BookmarkSubscribeRSS Feed
🔒 This topic is solved and locked. Need further help from the community? Please sign in and ask a new question.
SamMad
Obsidian | Level 7

Hello Everyone, I am a newbie to SAS (Enterprise Guide). I am trying to import a large CSV data ( 7GB file) of about 18 Million records. I have copied the file to SAS server using WinSCP and I now trying to import that file to a SAS Dataset. I did use the %LET command to specify the Source and Destination. I turned off the Data cleaning checks but sometime after 2 hours or so . I get the following error:

Insufficient memory to continue the execution of the program.

I checked the space on the destination folder and I have over 450GB so that cannot be a problem. Any suggestions?

Also since I am a newbie, does SAS first tries to import a file into another form of text in SAS and then as a second step, it takes that imported file and converts to SAS format data set?

 

Appreciate community help if they help in the right direction.

 

Thanks,

SamMad

1 ACCEPTED SOLUTION

Accepted Solutions
TomKari
Onyx | Level 15

Glad to hear you made it this far! Like every other high-end product these days, SAS has multiple ways to import .csv files.

 

1. Using the "File | Import Data" dialogue in Enterprise Guide. In your case, DON'T use this, as it wants to examine the data on your local PC, and of course your data is on the server. This is a great option if you have a small dataset on your PC.

 

2. SAS has a software tool called "PROC IMPORT" which will bring data from a variety of formats into SAS. I was able to import a .csv version of the sashelp.cars dataset using this syntax:

proc import datafile="C:\ddd\cars.csv" out=cars dbms=csv;
run;

One nice thing about this option is it prints in the log the SAS code that it generates, so you can grab it and tailor it to your needs.
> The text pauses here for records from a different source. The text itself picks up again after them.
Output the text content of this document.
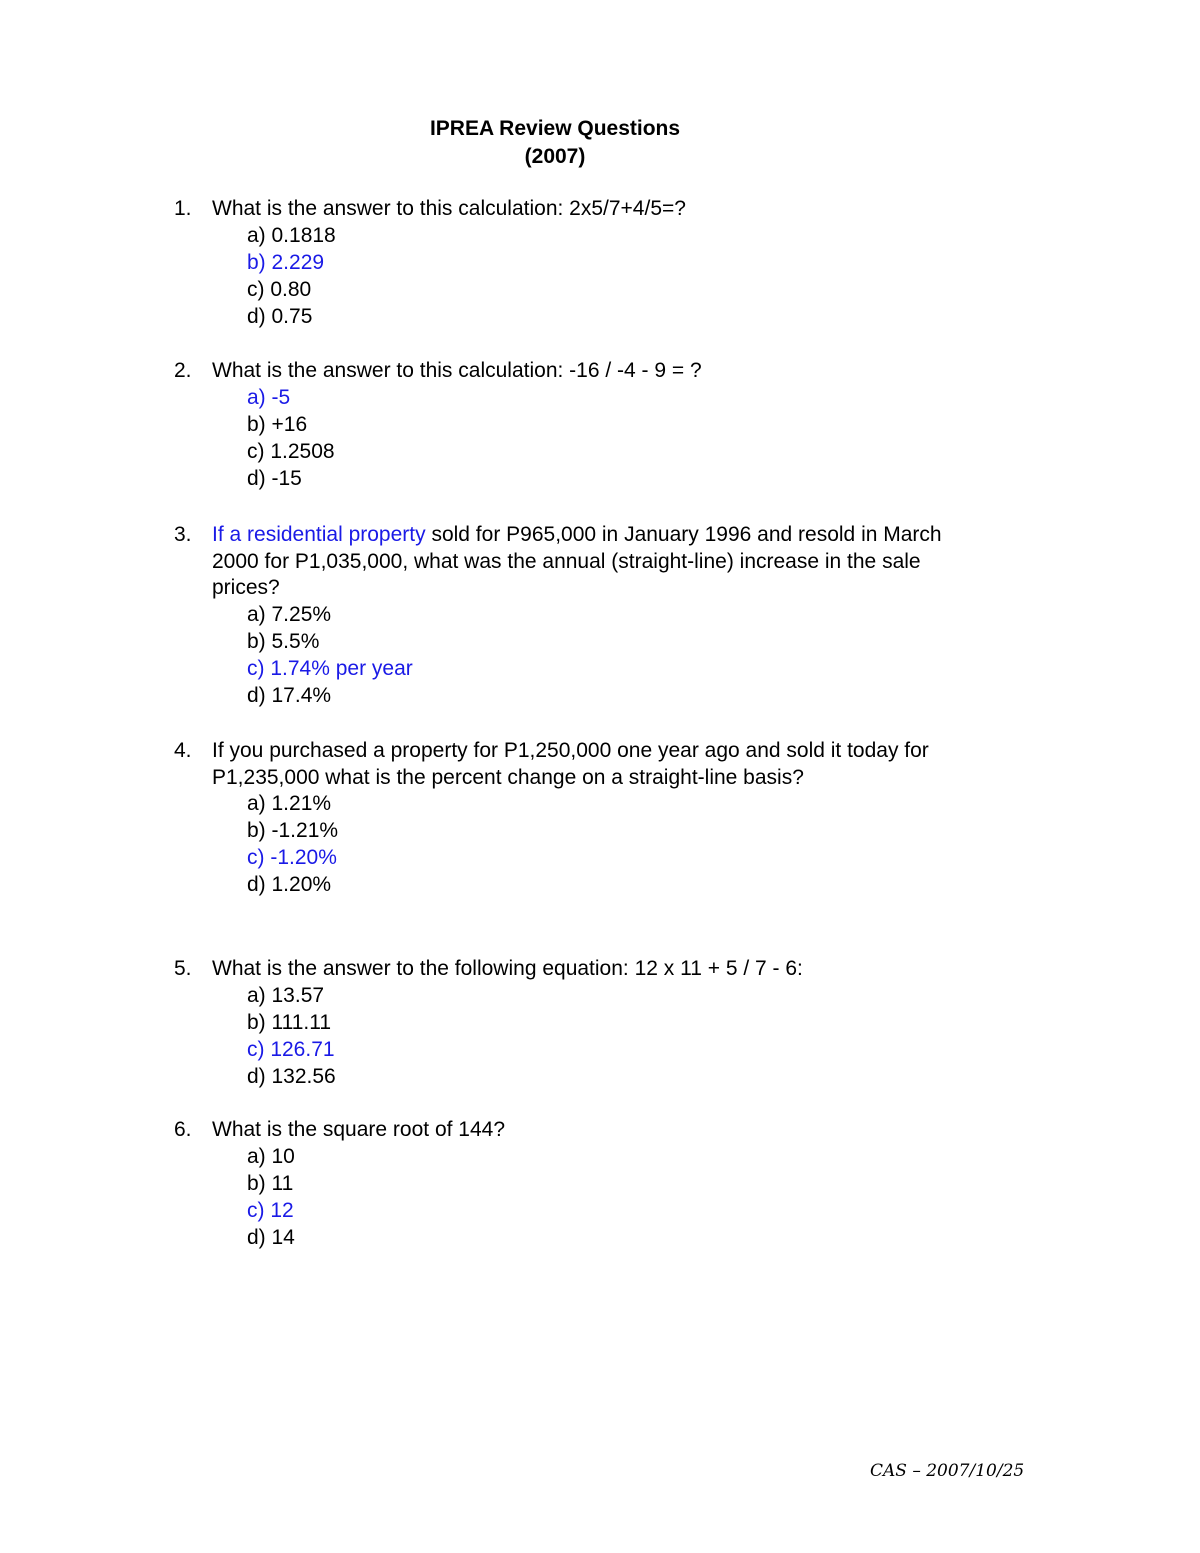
IPREA Review Questions
(2007)
1. What is the answer to this calculation: 2x5/7+4/5=?
a) 0.1818
b) 2.229
c) 0.80
d) 0.75
2. What is the answer to this calculation: -16 / -4 - 9 = ?
a) -5
b) +16
c) 1.2508
d) -15
3. If a residential property sold for P965,000 in January 1996 and resold in March 2000 for P1,035,000, what was the annual (straight-line) increase in the sale prices?
a) 7.25%
b) 5.5%
c) 1.74% per year
d) 17.4%
4. If you purchased a property for P1,250,000 one year ago and sold it today for P1,235,000 what is the percent change on a straight-line basis?
a) 1.21%
b) -1.21%
c) -1.20%
d) 1.20%
5. What is the answer to the following equation: 12 x 11 + 5 / 7 - 6:
a) 13.57
b) 111.11
c) 126.71
d) 132.56
6. What is the square root of 144?
a) 10
b) 11
c) 12
d) 14
CAS – 2007/10/25
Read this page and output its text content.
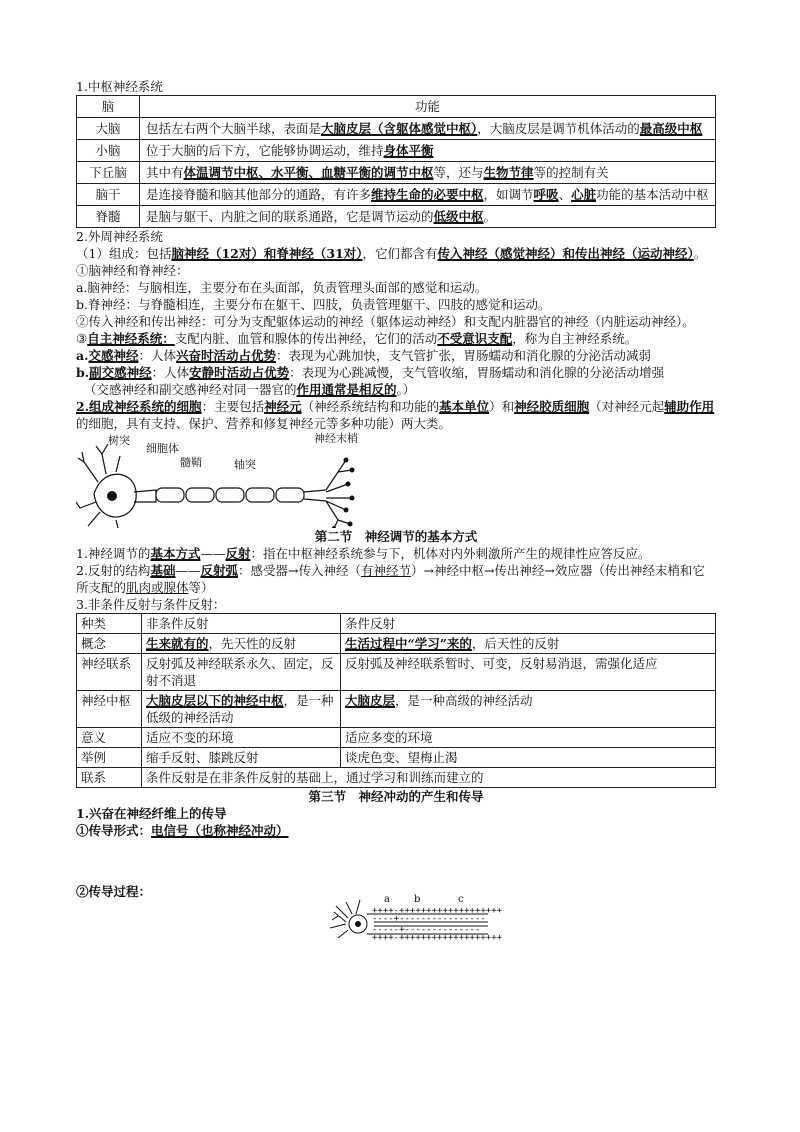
1.中枢神经系统
脑	功能
大脑	包括左右两个大脑半球，表面是大脑皮层（含躯体感觉中枢），大脑皮层是调节机体活动的最高级中枢
小脑	位于大脑的后下方，它能够协调运动，维持身体平衡
下丘脑	其中有体温调节中枢、水平衡、血糖平衡的调节中枢等，还与生物节律等的控制有关
脑干	是连接脊髓和脑其他部分的通路，有许多维持生命的必要中枢，如调节呼吸、心脏功能的基本活动中枢
脊髓	是脑与躯干、内脏之间的联系通路，它是调节运动的低级中枢。
2.外周神经系统
（1）组成：包括脑神经（12对）和脊神经（31对），它们都含有传入神经（感觉神经）和传出神经（运动神经）。
①脑神经和脊神经：
a.脑神经：与脑相连，主要分布在头面部，负责管理头面部的感觉和运动。
b.脊神经：与脊髓相连，主要分布在躯干、四肢，负责管理躯干、四肢的感觉和运动。
②传入神经和传出神经：可分为支配躯体运动的神经（躯体运动神经）和支配内脏器官的神经（内脏运动神经）。
③自主神经系统：支配内脏、血管和腺体的传出神经，它们的活动不受意识支配，称为自主神经系统。
a.交感神经：人体兴奋时活动占优势：表现为心跳加快，支气管扩张，胃肠蠕动和消化腺的分泌活动减弱
b.副交感神经：人体安静时活动占优势：表现为心跳减慢，支气管收缩，胃肠蠕动和消化腺的分泌活动增强
（交感神经和副交感神经对同一器官的作用通常是相反的。）
2.组成神经系统的细胞：主要包括神经元（神经系统结构和功能的基本单位）和神经胶质细胞（对神经元起辅助作用的细胞，具有支持、保护、营养和修复神经元等多种功能）两大类。
树突
细胞体
髓鞘	轴突
神经末梢
第二节　神经调节的基本方式
1.神经调节的基本方式——反射：指在中枢神经系统参与下，机体对内外刺激所产生的规律性应答反应。
2.反射的结构基础——反射弧：感受器→传入神经（有神经节）→神经中枢→传出神经→效应器（传出神经末梢和它所支配的肌肉或腺体等）
3.非条件反射与条件反射：
种类	非条件反射	条件反射
概念	生来就有的，先天性的反射	生活过程中“学习”来的，后天性的反射
神经联系	反射弧及神经联系永久、固定，反射不消退	反射弧及神经联系暂时、可变，反射易消退，需强化适应
神经中枢	大脑皮层以下的神经中枢，是一种低级的神经活动	大脑皮层，是一种高级的神经活动
意义	适应不变的环境	适应多变的环境
举例	缩手反射、膝跳反射	谈虎色变、望梅止渴
联系	条件反射是在非条件反射的基础上，通过学习和训练而建立的	
第三节　神经冲动的产生和传导
1.兴奋在神经纤维上的传导
①传导形式：电信号（也称神经冲动）
②传导过程：
++++-+++++++++++++++++++
----+----------------
-----+--------------
++++-+++++++++++++++++++
a b	c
I suggest you give that code a try, and see what you think.

 

3. Just write plain old SAS code. This is my option of choice, since i) I've been around SAS since before .csv files existed, or PROC IMPORT or Enterprise Guide, for that matter, and ii) it gives me exquisite control over what's happening with my data. Comparing with the massive code generated by PROC IMPORT, I can pull in my .csv of the sashelp cars dataset with just

data work.cars;
length Make $13 Model $39 Type $6 Origin $6 DriveTrain $5 MSRP 8 Invoice 8 Engine_Size 8 Cylinders 8 Horsepower 8 MPG_City 8 MPG_Highway 8 Weight 8 Wheelbase 8;
infile "C:\Users\Tom\Desktop\cars.csv" lrecl=32767 dsd firstobs=2;
input Make Model Type Origin DriveTrain MSRP Invoice Engine_Size Cylinders Horsepower MPG_City MPG_Highway Weight Wheelbase;
run;

I know I'm kind of shoving a firehose up your nose and turning it on, it's a lot to learn. Ponder on and read about these, and come back with questions. I'm not going to be happy until you tell me you love SAS.

Tom

View solution in original post

33 REPLIES 33
Reeza
Super User
Whats the exact error message? Are you doing this on a desktop or connected to a server? Is 450GB RAM (memory) or disk space?
SamMad
Obsidian | Level 7

THank you for your prompt reply. I have 450GB on SAS Server Disk apce allocated to me. My Source CSV file is stored in a folder on SAS Server and Destination is also on the SAS Server. I just need to convert this CSV file to SAS Dataset. CSV file is about 7GB in Size and about 18 Mil records with 100 Columns. Did i answer your Q?

Reeza
Super User
No. Exact error message?
SamMad
Obsidian | Level 7
Insuffcient memory to continue the exucution of the program.
Kurt_Bremser
Super User

7 GB divided by 18 million gives me an average record length of less than 400, so your 100 columns can't be that wide.

Your best bet is to write the import step yourself, copy/pasting the column names and attributes from the documentation you received with the file.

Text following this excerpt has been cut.